It's a bit expensive as well, although I guess a DIY solution shouldn't be
that difficult.

------
YvesHanoulle
I have a walking desk in my home office. I personally don't care about weight.
I do care about moving more. I notice that I can concentrate much longer. (I
think it's because my blood has a better circulation.)

I don't know if it's a good thing for everyone, I know it helps me. I have
installed it 24 december and today 3 March, I have already walked 750 Km. All
of that while working.

[http://www.hanoulle.be/2013/02/im-working-from-a-walking-
des...](http://www.hanoulle.be/2013/02/im-working-from-a-walking-desk/)

------
halcyondaze
This title is ridiculous, and walking desks are outclassed by simple standing
desks. You don't need to be walking for 8 hours a day to get the type of
results this guy claims to have gotten (by the way, bodyweight fluctuates
5-10lb in a day either way pretty easily). Doing a sprint style working for 20
minutes a day will give you great results and is short enough to fit into your
day.

------
socalnate1
Good God that first graph is so misleading.

------
joedev
I heard a good idea - the faster you walk, jog or run; the faster your
internet connection.

------
bitcartel
Okay... but only if managers are required to wear the EVA (Employee
Visualization Appendage).

<http://www.youtube.com/watch?v=yK9Cs_UcTEE>

------
4ngle
I can't help but be reminded of John Kilduff from Let's Paint TV.

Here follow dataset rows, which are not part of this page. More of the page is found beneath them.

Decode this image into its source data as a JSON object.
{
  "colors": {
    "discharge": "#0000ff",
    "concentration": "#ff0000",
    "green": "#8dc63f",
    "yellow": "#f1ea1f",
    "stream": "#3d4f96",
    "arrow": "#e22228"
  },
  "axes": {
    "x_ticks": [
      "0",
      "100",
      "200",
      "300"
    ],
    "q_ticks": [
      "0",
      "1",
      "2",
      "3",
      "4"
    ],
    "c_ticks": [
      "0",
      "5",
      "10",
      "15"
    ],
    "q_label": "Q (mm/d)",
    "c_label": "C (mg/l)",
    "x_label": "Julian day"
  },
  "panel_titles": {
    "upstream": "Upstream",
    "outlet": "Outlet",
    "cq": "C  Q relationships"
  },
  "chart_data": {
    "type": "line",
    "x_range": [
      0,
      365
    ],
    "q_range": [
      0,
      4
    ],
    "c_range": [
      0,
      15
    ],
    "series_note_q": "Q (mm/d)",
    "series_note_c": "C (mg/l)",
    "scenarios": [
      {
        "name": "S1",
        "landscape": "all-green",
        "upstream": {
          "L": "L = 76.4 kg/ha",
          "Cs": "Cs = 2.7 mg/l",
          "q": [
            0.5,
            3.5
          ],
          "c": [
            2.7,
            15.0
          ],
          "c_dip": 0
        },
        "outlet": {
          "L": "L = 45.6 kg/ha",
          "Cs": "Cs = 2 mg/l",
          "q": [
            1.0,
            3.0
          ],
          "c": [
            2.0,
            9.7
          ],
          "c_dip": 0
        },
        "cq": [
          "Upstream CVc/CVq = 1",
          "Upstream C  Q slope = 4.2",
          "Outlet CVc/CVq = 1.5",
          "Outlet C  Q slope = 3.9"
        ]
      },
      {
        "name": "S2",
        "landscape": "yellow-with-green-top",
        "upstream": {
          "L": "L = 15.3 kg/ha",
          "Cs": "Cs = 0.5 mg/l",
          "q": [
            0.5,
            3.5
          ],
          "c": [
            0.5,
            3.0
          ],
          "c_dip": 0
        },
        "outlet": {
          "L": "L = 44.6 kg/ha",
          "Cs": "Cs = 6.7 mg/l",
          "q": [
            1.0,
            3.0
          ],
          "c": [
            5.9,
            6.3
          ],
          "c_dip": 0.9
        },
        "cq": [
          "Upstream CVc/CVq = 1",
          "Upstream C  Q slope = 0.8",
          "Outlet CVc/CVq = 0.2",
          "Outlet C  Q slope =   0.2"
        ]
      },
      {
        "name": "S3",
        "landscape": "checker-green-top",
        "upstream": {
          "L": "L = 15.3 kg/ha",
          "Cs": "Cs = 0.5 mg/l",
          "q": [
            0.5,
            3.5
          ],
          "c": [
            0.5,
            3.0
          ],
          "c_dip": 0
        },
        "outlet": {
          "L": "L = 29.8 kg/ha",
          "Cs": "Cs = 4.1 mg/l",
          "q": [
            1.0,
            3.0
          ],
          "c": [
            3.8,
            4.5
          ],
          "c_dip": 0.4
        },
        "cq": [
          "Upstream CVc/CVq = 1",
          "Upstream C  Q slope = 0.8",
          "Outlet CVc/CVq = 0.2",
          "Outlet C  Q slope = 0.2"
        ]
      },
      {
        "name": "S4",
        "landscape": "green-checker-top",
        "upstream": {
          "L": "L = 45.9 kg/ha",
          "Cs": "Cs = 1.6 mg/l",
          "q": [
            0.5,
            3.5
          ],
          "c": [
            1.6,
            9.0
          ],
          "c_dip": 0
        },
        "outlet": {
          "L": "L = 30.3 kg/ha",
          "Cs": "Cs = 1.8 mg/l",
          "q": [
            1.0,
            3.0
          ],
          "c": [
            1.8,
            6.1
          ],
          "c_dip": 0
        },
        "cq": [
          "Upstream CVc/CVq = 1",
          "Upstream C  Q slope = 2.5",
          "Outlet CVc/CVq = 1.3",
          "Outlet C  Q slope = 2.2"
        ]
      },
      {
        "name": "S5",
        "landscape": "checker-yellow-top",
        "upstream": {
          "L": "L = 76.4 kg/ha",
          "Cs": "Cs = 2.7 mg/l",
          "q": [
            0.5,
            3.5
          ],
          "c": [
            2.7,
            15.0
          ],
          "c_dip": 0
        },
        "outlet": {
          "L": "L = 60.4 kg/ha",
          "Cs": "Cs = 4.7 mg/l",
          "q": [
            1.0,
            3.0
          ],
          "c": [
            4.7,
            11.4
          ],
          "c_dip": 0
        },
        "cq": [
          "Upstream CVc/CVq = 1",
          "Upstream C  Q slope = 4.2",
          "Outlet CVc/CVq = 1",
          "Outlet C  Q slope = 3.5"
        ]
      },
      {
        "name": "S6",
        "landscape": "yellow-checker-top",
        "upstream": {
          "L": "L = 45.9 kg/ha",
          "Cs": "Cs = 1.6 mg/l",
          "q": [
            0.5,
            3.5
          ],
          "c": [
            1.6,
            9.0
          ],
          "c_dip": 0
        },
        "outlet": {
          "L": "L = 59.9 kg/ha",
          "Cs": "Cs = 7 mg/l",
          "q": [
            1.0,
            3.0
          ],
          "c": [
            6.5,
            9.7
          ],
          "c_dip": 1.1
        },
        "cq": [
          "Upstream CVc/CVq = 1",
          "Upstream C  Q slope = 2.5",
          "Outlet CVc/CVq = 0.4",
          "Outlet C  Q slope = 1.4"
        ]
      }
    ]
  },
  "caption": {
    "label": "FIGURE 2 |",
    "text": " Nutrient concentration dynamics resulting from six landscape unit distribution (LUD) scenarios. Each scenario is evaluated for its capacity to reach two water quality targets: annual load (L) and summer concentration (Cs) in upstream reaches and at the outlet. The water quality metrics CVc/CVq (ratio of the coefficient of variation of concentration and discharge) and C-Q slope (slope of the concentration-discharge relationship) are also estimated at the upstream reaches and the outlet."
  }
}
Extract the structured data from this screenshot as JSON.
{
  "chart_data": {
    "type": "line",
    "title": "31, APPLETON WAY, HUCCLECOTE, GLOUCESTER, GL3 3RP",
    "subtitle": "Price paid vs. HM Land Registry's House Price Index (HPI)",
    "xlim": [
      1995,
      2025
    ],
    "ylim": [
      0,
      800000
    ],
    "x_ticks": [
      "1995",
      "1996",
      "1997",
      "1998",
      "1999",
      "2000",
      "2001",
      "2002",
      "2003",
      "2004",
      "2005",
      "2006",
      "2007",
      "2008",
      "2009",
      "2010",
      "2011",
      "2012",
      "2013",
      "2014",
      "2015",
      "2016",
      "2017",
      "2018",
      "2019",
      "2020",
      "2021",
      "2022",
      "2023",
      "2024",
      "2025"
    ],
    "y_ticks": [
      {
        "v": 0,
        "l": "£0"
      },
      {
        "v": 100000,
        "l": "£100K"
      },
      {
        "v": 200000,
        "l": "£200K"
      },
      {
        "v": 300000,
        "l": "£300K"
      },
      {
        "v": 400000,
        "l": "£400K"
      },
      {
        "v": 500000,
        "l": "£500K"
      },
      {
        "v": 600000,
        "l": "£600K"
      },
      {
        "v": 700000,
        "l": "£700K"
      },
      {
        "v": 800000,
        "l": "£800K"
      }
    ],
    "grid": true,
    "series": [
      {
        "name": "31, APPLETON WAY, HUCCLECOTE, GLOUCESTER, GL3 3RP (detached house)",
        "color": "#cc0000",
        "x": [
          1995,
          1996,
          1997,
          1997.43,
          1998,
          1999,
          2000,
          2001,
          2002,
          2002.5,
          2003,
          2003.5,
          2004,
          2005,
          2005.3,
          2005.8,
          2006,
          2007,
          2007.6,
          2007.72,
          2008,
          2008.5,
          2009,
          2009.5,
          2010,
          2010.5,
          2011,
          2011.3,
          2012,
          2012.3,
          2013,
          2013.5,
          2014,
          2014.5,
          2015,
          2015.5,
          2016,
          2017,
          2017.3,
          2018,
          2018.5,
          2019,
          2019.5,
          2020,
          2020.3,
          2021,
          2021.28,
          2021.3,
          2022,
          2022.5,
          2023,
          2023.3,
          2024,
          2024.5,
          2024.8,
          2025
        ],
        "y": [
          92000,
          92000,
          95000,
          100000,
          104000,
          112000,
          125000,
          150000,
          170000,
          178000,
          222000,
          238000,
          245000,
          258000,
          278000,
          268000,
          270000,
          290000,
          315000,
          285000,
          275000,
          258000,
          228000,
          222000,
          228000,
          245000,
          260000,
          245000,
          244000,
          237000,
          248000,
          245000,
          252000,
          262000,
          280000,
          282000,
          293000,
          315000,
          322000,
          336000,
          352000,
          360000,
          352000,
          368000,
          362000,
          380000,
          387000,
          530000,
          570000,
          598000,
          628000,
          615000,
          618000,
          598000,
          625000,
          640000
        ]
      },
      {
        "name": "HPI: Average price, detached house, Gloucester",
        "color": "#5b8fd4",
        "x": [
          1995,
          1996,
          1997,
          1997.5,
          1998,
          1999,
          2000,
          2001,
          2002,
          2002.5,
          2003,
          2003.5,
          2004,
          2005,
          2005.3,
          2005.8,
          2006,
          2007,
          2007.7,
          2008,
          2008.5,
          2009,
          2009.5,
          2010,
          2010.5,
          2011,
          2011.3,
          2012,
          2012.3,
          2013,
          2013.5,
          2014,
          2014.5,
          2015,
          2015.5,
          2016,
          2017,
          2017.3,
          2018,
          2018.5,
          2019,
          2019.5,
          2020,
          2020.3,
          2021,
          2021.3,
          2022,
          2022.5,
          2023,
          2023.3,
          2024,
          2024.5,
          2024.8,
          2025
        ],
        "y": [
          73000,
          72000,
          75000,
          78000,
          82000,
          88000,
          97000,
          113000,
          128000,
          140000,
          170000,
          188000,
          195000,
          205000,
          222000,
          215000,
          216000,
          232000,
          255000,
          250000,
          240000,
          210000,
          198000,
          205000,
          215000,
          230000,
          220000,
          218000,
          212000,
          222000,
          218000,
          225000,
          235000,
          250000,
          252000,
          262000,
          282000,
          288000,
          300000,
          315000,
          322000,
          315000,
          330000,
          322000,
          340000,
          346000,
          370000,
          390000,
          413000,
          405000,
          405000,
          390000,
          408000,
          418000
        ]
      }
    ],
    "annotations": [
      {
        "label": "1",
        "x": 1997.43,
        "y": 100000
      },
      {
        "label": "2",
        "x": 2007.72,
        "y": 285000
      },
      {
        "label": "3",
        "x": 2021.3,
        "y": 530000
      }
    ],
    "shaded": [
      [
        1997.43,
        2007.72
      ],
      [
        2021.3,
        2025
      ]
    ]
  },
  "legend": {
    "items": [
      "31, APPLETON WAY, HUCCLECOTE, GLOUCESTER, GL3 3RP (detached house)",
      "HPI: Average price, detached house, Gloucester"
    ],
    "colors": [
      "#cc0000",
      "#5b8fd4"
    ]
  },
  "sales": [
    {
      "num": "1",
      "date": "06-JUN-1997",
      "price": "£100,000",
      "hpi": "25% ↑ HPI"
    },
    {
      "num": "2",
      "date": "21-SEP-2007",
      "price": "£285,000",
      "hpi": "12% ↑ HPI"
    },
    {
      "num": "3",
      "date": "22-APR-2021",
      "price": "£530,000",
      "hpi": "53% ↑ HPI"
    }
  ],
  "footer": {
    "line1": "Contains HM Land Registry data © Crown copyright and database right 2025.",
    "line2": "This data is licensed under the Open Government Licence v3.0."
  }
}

<http://www.youtube.com/watch?v=r72zqjDNW2M>

------
vincefutr23
if you are going to be walking in front of your desk it seems foolish to use
electricity to power both your computer and the "walking simulator" or
treadmill. Why not just have an non-powered treadmill that is capable of
generating electricity for the rest of the workstation with the energy you
expend?

------
cwiz
What about just exercising and going to gym? Standing to be fit is like
staring to scientific papers to be smart.

------
anonu
April fools comes early?